At Mount Angel, Perez was not a "yes man," says the Rev. Richard Paperini, the seminary's president-rector. He wrestled with how to integrate Latinos into the church while preserving their identity. He challenged professors who advocated a melting pot approach that blends all cultures into one.
He chose as a spiritual adviser a priest of the Missionaries of the Holy Spirit, a Mexican religious order.
"I think he sort of adopted their kind of spiritual philosophy, which is both contemplative and active in the world, and includes a lot of self-discipline," says the Rev. Timothy Mockaitis, former vocations director for the Archdiocese of Portland.
When Perez first came to Oregon, he stayed because he felt the Latino Catholics needed him. But he doesn't want to be known as "the Hispanic priest."
"I don't think he'll deal with the Hispanic community in a paternalistic way, the way that some Anglo priests might," Zegar says. "He'll be good for the church in that way."
Vlazny appointed Perez to St. Mary's in May as the parochial vicar -- similar to an assistant pastor -- at the boxy, wood-and-brick complex that sprawls across a city block near Oregon State University. Nearly half its adult members hold advanced degrees, according to a parish survey.

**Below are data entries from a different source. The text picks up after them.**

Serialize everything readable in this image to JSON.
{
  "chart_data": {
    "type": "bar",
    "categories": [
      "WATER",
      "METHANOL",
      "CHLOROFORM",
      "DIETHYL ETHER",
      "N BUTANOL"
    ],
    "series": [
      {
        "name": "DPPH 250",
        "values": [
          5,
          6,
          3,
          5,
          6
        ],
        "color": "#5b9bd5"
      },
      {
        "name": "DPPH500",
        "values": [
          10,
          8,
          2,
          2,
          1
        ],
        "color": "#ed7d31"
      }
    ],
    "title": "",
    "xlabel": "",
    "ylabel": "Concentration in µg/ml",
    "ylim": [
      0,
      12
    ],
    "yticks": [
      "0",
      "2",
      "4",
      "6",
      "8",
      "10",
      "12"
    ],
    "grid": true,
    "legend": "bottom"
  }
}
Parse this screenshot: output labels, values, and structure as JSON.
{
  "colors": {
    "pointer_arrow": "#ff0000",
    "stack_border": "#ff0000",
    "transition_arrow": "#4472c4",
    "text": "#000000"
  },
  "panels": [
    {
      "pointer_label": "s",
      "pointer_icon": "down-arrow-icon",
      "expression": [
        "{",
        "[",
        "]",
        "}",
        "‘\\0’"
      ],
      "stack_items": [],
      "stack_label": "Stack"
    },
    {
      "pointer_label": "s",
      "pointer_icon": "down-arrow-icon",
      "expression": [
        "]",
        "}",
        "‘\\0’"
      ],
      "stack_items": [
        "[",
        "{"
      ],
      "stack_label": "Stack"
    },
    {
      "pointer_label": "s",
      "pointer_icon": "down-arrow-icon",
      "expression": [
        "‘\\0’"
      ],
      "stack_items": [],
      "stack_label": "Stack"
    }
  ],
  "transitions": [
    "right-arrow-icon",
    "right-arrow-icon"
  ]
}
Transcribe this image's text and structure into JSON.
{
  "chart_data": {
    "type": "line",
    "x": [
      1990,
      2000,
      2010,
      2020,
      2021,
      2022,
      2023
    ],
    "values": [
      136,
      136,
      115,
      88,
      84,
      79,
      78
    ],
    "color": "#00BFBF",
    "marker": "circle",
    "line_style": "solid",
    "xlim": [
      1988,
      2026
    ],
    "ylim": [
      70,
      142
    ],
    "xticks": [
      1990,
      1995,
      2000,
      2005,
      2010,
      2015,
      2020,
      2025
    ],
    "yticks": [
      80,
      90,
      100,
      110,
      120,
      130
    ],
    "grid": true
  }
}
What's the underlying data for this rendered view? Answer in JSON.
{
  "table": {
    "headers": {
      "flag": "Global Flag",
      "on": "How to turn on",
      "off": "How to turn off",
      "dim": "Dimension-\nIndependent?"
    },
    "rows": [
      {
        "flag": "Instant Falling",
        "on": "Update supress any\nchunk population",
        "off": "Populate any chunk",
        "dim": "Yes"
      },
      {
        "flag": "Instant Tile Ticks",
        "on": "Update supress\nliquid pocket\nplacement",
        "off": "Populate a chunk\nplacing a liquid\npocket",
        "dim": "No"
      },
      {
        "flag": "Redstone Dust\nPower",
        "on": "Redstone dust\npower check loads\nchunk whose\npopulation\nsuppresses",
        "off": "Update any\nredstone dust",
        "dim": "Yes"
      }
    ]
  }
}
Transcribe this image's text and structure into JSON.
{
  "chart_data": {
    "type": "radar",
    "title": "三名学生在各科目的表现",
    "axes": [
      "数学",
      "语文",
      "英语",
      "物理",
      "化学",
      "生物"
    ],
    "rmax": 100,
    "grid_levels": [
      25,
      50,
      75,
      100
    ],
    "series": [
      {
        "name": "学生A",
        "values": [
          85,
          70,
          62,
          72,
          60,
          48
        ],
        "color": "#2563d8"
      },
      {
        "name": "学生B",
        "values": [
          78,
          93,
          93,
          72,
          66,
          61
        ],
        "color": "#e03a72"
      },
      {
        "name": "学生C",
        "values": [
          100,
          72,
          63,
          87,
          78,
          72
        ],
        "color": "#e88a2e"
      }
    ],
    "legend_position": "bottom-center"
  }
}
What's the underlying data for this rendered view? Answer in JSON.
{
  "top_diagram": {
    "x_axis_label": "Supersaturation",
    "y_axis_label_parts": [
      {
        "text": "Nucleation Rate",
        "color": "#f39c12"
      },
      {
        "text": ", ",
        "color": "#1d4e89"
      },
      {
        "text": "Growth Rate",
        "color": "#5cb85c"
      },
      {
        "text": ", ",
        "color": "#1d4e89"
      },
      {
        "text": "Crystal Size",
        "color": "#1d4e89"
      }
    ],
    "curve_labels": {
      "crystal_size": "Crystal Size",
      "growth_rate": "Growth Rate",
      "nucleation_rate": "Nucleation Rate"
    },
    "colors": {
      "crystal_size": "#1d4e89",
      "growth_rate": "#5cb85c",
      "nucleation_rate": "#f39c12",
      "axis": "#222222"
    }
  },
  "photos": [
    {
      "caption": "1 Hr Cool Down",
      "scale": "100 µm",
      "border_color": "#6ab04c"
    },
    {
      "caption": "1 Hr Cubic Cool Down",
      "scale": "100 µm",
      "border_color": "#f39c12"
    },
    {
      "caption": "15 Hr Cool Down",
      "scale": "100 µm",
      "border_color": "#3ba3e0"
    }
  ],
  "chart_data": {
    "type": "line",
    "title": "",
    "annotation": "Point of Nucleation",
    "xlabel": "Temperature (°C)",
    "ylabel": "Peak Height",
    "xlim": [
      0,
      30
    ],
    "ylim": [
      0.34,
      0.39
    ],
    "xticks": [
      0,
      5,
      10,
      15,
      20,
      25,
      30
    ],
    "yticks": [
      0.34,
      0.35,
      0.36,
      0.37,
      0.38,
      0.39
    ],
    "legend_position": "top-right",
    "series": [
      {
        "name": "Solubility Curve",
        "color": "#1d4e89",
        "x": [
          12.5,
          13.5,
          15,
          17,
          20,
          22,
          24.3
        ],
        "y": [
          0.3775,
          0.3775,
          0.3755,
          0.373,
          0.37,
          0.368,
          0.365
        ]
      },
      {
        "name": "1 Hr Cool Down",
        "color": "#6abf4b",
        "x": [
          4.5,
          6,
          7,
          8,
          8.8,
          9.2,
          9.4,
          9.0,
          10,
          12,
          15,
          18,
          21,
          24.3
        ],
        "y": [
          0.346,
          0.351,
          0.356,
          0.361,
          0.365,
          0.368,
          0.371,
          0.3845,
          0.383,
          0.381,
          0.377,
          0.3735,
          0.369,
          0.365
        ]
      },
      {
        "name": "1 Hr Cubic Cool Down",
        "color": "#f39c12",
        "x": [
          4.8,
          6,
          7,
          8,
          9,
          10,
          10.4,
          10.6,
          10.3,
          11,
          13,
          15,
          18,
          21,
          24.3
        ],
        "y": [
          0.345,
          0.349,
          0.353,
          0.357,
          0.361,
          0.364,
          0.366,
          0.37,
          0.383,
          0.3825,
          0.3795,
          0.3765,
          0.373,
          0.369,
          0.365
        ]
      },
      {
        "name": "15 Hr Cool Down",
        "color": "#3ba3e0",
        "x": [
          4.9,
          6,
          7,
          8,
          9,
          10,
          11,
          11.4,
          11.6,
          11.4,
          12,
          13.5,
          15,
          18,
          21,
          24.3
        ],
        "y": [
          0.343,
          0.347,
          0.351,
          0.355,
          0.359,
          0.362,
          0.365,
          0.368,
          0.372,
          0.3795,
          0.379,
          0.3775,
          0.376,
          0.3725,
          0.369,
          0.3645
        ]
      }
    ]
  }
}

The sex scandals trouble him, but Perez says he is confident bishops are dealing with the problems. His new duties come first.
On a recent weekday, he celebrated 8:30 a.m. Mass for 50 parishioners and visited Catholic residents at a nursing home, where he asked a woman in a flowered dress if he could lay his hands on her head. She said yes.
"There are rules. There are so many rules," he said, walking back to the parish. "They taught us at the seminary -- we are not supposed to touch. I don't have any problems with that. I know my boundaries.
"They need to know somebody cares for them."
The next week, after another long day, he had just removed his shoes for a nap at the rectory when his cell phone rang. It was the hospital. A patient needed a priest.
"Every time they call me, it's because they have faith in what we're doing," he says. "I always tell people, thank you for having faith."
The ringing phone meant something else.
"I was just realizing, I no longer have the freedom of my own," he said with a small smile. "I gave my life to the church. And the church is taking my life."